Il budō si basava su una delle virtù più importanti per il samurai, l’adattabilità (rinkiōhen): “Non ho
principi, l’adattabilità ad ogni circostanza è il mio principio”.
Le tecniche delle arti marziali vengono apprese con un lungo tirocinio per poi venire interiorizzate a
tal punto che non è più necessario richiamarle alla mente con un procedimento cosciente al
momento di usarle. È il “cuore”, al di là di ogni formulazione logica, che istantaneamente applica la
tecnica giusta al momento giusto.
L’atteggiamento mentale che consiste nel sentirsi impegnato in un duello mortale, per cui esiste un
avversario ed un soggetto che deve difendersi, riflette il dualismo tra l’”io” e l’”altro”, tra vita e
morte. Dal dualismo deriva il timore e l’odio. Quando il pensiero cessa di esistere si è nella
condizione di avere superato l’”io” cosciente e avere dunque superato il timore della morte.

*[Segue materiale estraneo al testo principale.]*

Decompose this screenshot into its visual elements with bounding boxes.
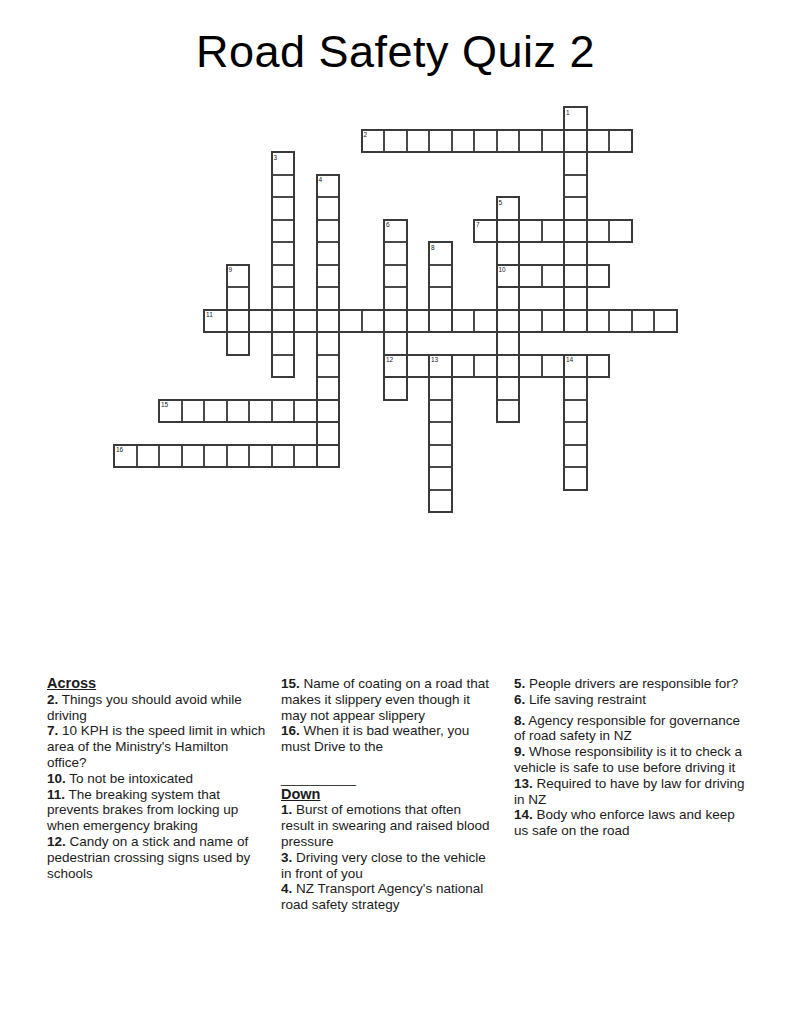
clue-item: 14. Body who enforce laws and keep us sa…: [514, 807, 746, 839]
grid-cell[interactable]: [609, 130, 632, 153]
grid-cell[interactable]: [294, 400, 317, 423]
clue-num: 16.: [281, 723, 300, 738]
grid-cell[interactable]: [542, 310, 565, 333]
grid-cell[interactable]: [609, 220, 632, 243]
grid-cell[interactable]: [497, 355, 520, 378]
page: Road Safety Quiz 2 123456789101112131415…: [0, 0, 791, 1024]
grid-cell[interactable]: [632, 310, 655, 333]
grid-cell[interactable]: [654, 310, 677, 333]
puzzle-title: Road Safety Quiz 2: [0, 26, 791, 78]
grid-cell[interactable]: [564, 265, 587, 288]
grid-cell[interactable]: [384, 242, 407, 265]
grid-cell[interactable]: [159, 445, 182, 468]
grid-cell[interactable]: [474, 130, 497, 153]
clue-column-across: Across2. Things you should avoid while d…: [47, 676, 271, 881]
grid-cell[interactable]: [497, 265, 520, 288]
answer-blank: __________: [281, 771, 492, 787]
clue-num: 14.: [514, 807, 533, 822]
grid-cell[interactable]: [317, 310, 340, 333]
grid-cell[interactable]: [429, 490, 452, 513]
grid-cell[interactable]: [272, 265, 295, 288]
grid-cell[interactable]: [204, 445, 227, 468]
grid-cell[interactable]: [429, 287, 452, 310]
across-header: Across: [47, 676, 271, 692]
grid-cell[interactable]: [317, 197, 340, 220]
down-header: Down: [281, 787, 492, 803]
grid-cell[interactable]: [429, 445, 452, 468]
grid-cell[interactable]: [429, 242, 452, 265]
clue-num: 5.: [514, 676, 525, 691]
grid-cell[interactable]: [272, 220, 295, 243]
clue-item: 13. Required to have by law for driving …: [514, 776, 746, 808]
grid-cell[interactable]: [159, 400, 182, 423]
clue-item: 8. Agency responsible for governance of …: [514, 713, 746, 745]
grid-cell[interactable]: [497, 310, 520, 333]
grid-cell[interactable]: [497, 400, 520, 423]
grid-cell[interactable]: [429, 467, 452, 490]
grid-cell[interactable]: [249, 445, 272, 468]
grid-cell[interactable]: [137, 445, 160, 468]
clue-num: 10.: [47, 771, 66, 786]
grid-cell[interactable]: [384, 310, 407, 333]
grid-cell[interactable]: [114, 445, 137, 468]
grid-cell[interactable]: [317, 445, 340, 468]
grid-cell[interactable]: [587, 265, 610, 288]
grid-cell[interactable]: [587, 130, 610, 153]
clue-column-middle: 15. Name of coating on a road that makes…: [281, 676, 492, 913]
grid-cell[interactable]: [204, 400, 227, 423]
grid-cell[interactable]: [497, 287, 520, 310]
clue-num: 2.: [47, 692, 58, 707]
clue-column-down: 5. People drivers are responsible for?6.…: [514, 676, 746, 839]
grid-cell[interactable]: [317, 332, 340, 355]
grid-cell[interactable]: [497, 130, 520, 153]
grid-cell[interactable]: [407, 130, 430, 153]
grid-cell[interactable]: [384, 287, 407, 310]
clue-num: 1.: [281, 802, 292, 817]
grid-cell[interactable]: [497, 332, 520, 355]
clue-item: 2. Things you should avoid while driving: [47, 692, 271, 724]
grid-cell[interactable]: [294, 445, 317, 468]
clue-num: 3.: [281, 850, 292, 865]
grid-cell[interactable]: [519, 355, 542, 378]
grid-cell[interactable]: [564, 400, 587, 423]
grid-cell[interactable]: [272, 332, 295, 355]
grid-cell[interactable]: [542, 355, 565, 378]
grid-cell[interactable]: [407, 310, 430, 333]
grid-cell[interactable]: [272, 310, 295, 333]
clue-item: 3. Driving very close to the vehicle in …: [281, 850, 492, 882]
clue-item: 1. Burst of emotions that often result i…: [281, 802, 492, 849]
grid-cell[interactable]: [474, 355, 497, 378]
grid-cell[interactable]: [384, 332, 407, 355]
clue-item: 7. 10 KPH is the speed limit in which ar…: [47, 723, 271, 770]
grid-cell[interactable]: [587, 310, 610, 333]
grid-cell[interactable]: [564, 220, 587, 243]
grid-cell[interactable]: [564, 467, 587, 490]
grid-cell[interactable]: [564, 355, 587, 378]
clue-item: 10. To not be intoxicated: [47, 771, 271, 787]
grid-cell[interactable]: [564, 197, 587, 220]
grid-cell[interactable]: [339, 310, 362, 333]
grid-cell[interactable]: [542, 130, 565, 153]
clue-item: 12. Candy on a stick and name of pedestr…: [47, 834, 271, 881]
grid-cell[interactable]: [474, 310, 497, 333]
grid-cell[interactable]: [182, 445, 205, 468]
grid-cell[interactable]: [227, 287, 250, 310]
grid-cell[interactable]: [542, 220, 565, 243]
grid-cell[interactable]: [272, 175, 295, 198]
grid-cell[interactable]: [384, 377, 407, 400]
grid-cell[interactable]: [564, 422, 587, 445]
grid-cell[interactable]: [429, 422, 452, 445]
clue-item: 15. Name of coating on a road that makes…: [281, 676, 492, 723]
grid-cell[interactable]: [474, 220, 497, 243]
grid-cell[interactable]: [272, 445, 295, 468]
grid-cell[interactable]: [384, 355, 407, 378]
clue-num: 9.: [514, 744, 525, 759]
grid-cell[interactable]: [452, 310, 475, 333]
clue-num: 6.: [514, 692, 525, 707]
grid-cell[interactable]: [564, 242, 587, 265]
grid-cell[interactable]: [452, 130, 475, 153]
grid-cell[interactable]: [429, 377, 452, 400]
grid-cell[interactable]: [407, 355, 430, 378]
grid-cell[interactable]: [272, 287, 295, 310]
grid-cell[interactable]: [542, 265, 565, 288]
grid-cell[interactable]: [362, 130, 385, 153]
grid-cell[interactable]: [317, 355, 340, 378]
grid-cell[interactable]: [564, 445, 587, 468]
grid-cell[interactable]: [272, 242, 295, 265]
grid-cell[interactable]: [272, 355, 295, 378]
grid-cell[interactable]: [249, 310, 272, 333]
grid-cell[interactable]: [227, 445, 250, 468]
grid-cell[interactable]: [272, 400, 295, 423]
grid-cell[interactable]: [564, 107, 587, 130]
grid-cell[interactable]: [519, 310, 542, 333]
grid-cell[interactable]: [317, 422, 340, 445]
clue-num: 8.: [514, 713, 525, 728]
grid-cell[interactable]: [384, 220, 407, 243]
grid-cell[interactable]: [317, 220, 340, 243]
grid-cell[interactable]: [272, 197, 295, 220]
clue-num: 7.: [47, 723, 58, 738]
clue-num: 12.: [47, 834, 66, 849]
grid-cell[interactable]: [227, 400, 250, 423]
grid-cell[interactable]: [227, 332, 250, 355]
grid-cell[interactable]: [204, 310, 227, 333]
grid-cell[interactable]: [227, 310, 250, 333]
grid-cell[interactable]: [564, 310, 587, 333]
grid-cell[interactable]: [429, 130, 452, 153]
clue-item: 16. When it is bad weather, you must Dri…: [281, 723, 492, 755]
grid-cell[interactable]: [519, 265, 542, 288]
grid-cell[interactable]: [272, 152, 295, 175]
grid-cell[interactable]: [497, 220, 520, 243]
clue-item: 11. The breaking system that prevents br…: [47, 787, 271, 834]
clue-num: 15.: [281, 676, 300, 691]
clue-num: 4.: [281, 881, 292, 896]
grid-cell[interactable]: [317, 377, 340, 400]
clue-item: 9. Whose responsibility is it to check a…: [514, 744, 746, 776]
crossword-grid: 12345678910111213141516: [114, 107, 678, 513]
grid-cell[interactable]: [227, 265, 250, 288]
grid-cell[interactable]: [429, 310, 452, 333]
grid-cell[interactable]: [519, 220, 542, 243]
grid-cell[interactable]: [587, 220, 610, 243]
grid-cell[interactable]: [519, 130, 542, 153]
clue-item: 4. NZ Transport Agency's national road s…: [281, 881, 492, 913]
grid-cell[interactable]: [452, 355, 475, 378]
grid-cell[interactable]: [384, 265, 407, 288]
grid-cell[interactable]: [429, 355, 452, 378]
grid-cell[interactable]: [317, 175, 340, 198]
grid-cell[interactable]: [317, 400, 340, 423]
clue-item: 5. People drivers are responsible for?: [514, 676, 746, 692]
grid-cell[interactable]: [564, 130, 587, 153]
grid-cell[interactable]: [429, 400, 452, 423]
grid-cell[interactable]: [497, 377, 520, 400]
grid-cell[interactable]: [182, 400, 205, 423]
grid-cell[interactable]: [362, 310, 385, 333]
grid-cell[interactable]: [564, 152, 587, 175]
grid-cell[interactable]: [564, 377, 587, 400]
grid-cell[interactable]: [497, 242, 520, 265]
grid-cell[interactable]: [587, 355, 610, 378]
grid-cell[interactable]: [564, 175, 587, 198]
grid-cell[interactable]: [384, 130, 407, 153]
grid-cell[interactable]: [609, 310, 632, 333]
clue-num: 11.: [47, 787, 65, 802]
grid-cell[interactable]: [317, 265, 340, 288]
grid-cell[interactable]: [294, 310, 317, 333]
grid-cell[interactable]: [317, 287, 340, 310]
clue-num: 13.: [514, 776, 533, 791]
grid-cell[interactable]: [564, 287, 587, 310]
clue-item: 6. Life saving restraint: [514, 692, 746, 708]
grid-cell[interactable]: [317, 242, 340, 265]
grid-cell[interactable]: [249, 400, 272, 423]
grid-cell[interactable]: [497, 197, 520, 220]
grid-cell[interactable]: [429, 265, 452, 288]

Nell’”imperturbabilità” della mente c’è posto per la benevolenza, per la pietà filiale e religiosa per
cui, secondo un antico detto, poté dirsi che “l’eroe è forte come una montagna, lieve come la
brezza”.
Questa qualificazione interiore di limpida, inalterabile mente, comune sia al guerriero che al
contemplante, esclude di per sé ogni possibile confusione tra bushidō e il “mestiere delle armi”.
Nello stesso momento la disciplina ascetica alla quale il bushi si sottopone prova che nella Via del
guerriero è data la preminenza gerarchica alla contemplazione dalla quale l’azione discende.